"An authoritative and compelling articulation of historical, political, legal, social, creative, and ubuntu-responsive conceptions and navigations of power, leadership, and empowerment by women of African descent. Distinguishing and celebrating past and current symbols and markers of transformative leadership in the face of unrelenting prejudice and injustice, Carole Boyce-Davies forecasts the twenty-first century as the era of inclusive, equitable, and ubuntu-responsive leaderships and worlds. This rare global picturing in a single publication responds to challenges of and offers a model for studying corresponding and consonant yet dispersed experiences and enterprises of women of African descent."
— Besi Brillian Muhonja, James Madison University
"Carole Boyce-Davies always escorts us across the geographical borders that routinely impede the development of global engagements with transformative ideas, especially theories and practices generated by Black women. This study of the politics of Black women’s leadership–in Africa, Europe, the Caribbean, as well as North and South America–is yet one more example, an impressive work for its unusual expansiveness and interdisciplinary grounding in such literary genres as memoir, autobiography, and political writing."
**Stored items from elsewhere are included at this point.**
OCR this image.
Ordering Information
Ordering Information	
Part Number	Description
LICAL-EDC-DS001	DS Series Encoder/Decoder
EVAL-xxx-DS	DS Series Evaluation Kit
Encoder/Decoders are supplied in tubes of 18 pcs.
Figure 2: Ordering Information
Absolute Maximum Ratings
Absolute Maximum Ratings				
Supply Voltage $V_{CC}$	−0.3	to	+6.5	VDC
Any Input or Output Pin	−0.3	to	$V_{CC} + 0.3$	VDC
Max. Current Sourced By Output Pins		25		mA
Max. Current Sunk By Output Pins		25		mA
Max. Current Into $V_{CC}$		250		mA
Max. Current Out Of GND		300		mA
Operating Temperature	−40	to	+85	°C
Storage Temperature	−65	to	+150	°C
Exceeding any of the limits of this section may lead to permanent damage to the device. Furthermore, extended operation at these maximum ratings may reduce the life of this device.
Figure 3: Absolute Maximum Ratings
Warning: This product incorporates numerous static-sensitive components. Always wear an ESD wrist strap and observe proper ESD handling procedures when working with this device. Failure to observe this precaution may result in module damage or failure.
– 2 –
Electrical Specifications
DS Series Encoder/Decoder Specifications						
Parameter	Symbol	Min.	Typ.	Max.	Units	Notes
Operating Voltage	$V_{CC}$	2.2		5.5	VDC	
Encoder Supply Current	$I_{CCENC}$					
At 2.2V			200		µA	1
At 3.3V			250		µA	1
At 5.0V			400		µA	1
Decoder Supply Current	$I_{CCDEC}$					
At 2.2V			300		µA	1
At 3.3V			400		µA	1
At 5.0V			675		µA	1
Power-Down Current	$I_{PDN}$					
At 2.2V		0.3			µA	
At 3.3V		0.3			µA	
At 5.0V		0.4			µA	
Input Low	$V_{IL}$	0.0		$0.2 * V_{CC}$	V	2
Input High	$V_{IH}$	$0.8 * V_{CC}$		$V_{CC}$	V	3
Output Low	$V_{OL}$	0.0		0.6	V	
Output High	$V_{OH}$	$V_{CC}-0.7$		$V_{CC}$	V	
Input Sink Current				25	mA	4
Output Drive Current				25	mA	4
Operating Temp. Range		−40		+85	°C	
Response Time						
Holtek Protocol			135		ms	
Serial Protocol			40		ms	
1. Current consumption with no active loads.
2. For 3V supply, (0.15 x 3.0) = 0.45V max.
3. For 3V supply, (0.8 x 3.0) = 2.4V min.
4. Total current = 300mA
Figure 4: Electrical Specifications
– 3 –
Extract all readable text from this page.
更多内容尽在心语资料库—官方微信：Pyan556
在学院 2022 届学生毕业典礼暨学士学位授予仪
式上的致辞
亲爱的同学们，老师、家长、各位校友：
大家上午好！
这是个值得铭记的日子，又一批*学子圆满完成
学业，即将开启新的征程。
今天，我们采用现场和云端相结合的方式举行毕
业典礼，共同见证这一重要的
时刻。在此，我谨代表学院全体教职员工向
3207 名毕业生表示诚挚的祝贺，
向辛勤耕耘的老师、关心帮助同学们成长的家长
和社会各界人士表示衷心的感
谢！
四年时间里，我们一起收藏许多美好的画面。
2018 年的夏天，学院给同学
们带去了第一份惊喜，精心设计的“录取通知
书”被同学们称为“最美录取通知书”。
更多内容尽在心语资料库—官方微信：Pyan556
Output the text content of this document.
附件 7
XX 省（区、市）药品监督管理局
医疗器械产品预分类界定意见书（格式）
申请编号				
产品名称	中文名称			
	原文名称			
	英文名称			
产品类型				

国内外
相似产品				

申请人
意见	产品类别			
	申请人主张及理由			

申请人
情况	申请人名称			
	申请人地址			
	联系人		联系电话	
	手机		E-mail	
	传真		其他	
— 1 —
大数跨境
— Angela Y. Davis, University of California, Santa Cruz
"Pioneering feminist scholar Carole Boyce-Davies' book is a groundbreaking, cogent, meticulously researched, penetrating analysis of Black women's political leadership around the globe, including their feminist writings and activism, in a variety of cultural contexts—Africa, U.S., Brazil, and the Caribbean. Boyce-Davies challenges readers to re-imagine the complexities of our engagements and entanglements with racist and patriarchal paradigms in various historical periods. Included are provocative interviews and rare portraits of powerful Black women, if maligned or neglected, including ‘alternative president’ Winnie Mandela (South Africa), Madame President Ellen Johnson Sirleaf (Liberia), and Congresswoman Shirley Chisholm (Presidential candidate, U.S)."
— Beverly Guy-Sheftall, Women's Research & Resource Center at Spelman College
"With the publication of Black Women’s Rights: Leadership and the Circularities of Power, Carole Boyce-Davies has proved again why she remains one of the most respected Black feminist literary theory scholars of her generation. From her volumes on the political life of Claudia Jones—revealing her intellectual and artistic credentials as a visionary, to her volumes on Black feminist struggles to decolonize the academy; she continues her quest in this volume by referencing the experiences of Black women in power through biographical and autobiographical reflections, speeches and essays—including the US Vice President Kamara Harris and Diane Abbott MP—the first Black woman to enter UK Parliament to reveal why the struggle for leadership and power for Black women still continues in the 21st century. This brilliant volume reaffirms Boyce-Davies as an authority on the theory of radical transnational Black women and power. A must-read for all feminist students and theorists internationally."
— Nana Ayebia Clarke, Ayebia Clarke Publishing Limited
"Carole Boyce-Davies gifts us with an intellectually satisfying, compelling, celebratory, yet critical encyclopaedic work that dissects and reconstructs Black women’s leadership and occupation of varying polarities of power across Africa and its diasporas. She deploys an eclectic range of Black feminist analytical tools and frameworks while foregrounding pioneering leadership practices of earlier generations of women leaders. She establishes the defining historical contributions and contemporary continuities of Black women exercising power in Africa, North and South America, the United Kingdom, and the Caribbean. The analysis moves seamlessly across geographic, historical/contemporary, and disciplinary sites while assessing the power practices of nineteenth century iconic Black women leaders, twentieth century trailblazers, and twenty-first century powerbrokers. This is mandatory, yet pleasurable reading in cultural studies, sociology, Black studies, Black feminist theorizing and Black women’s leadership."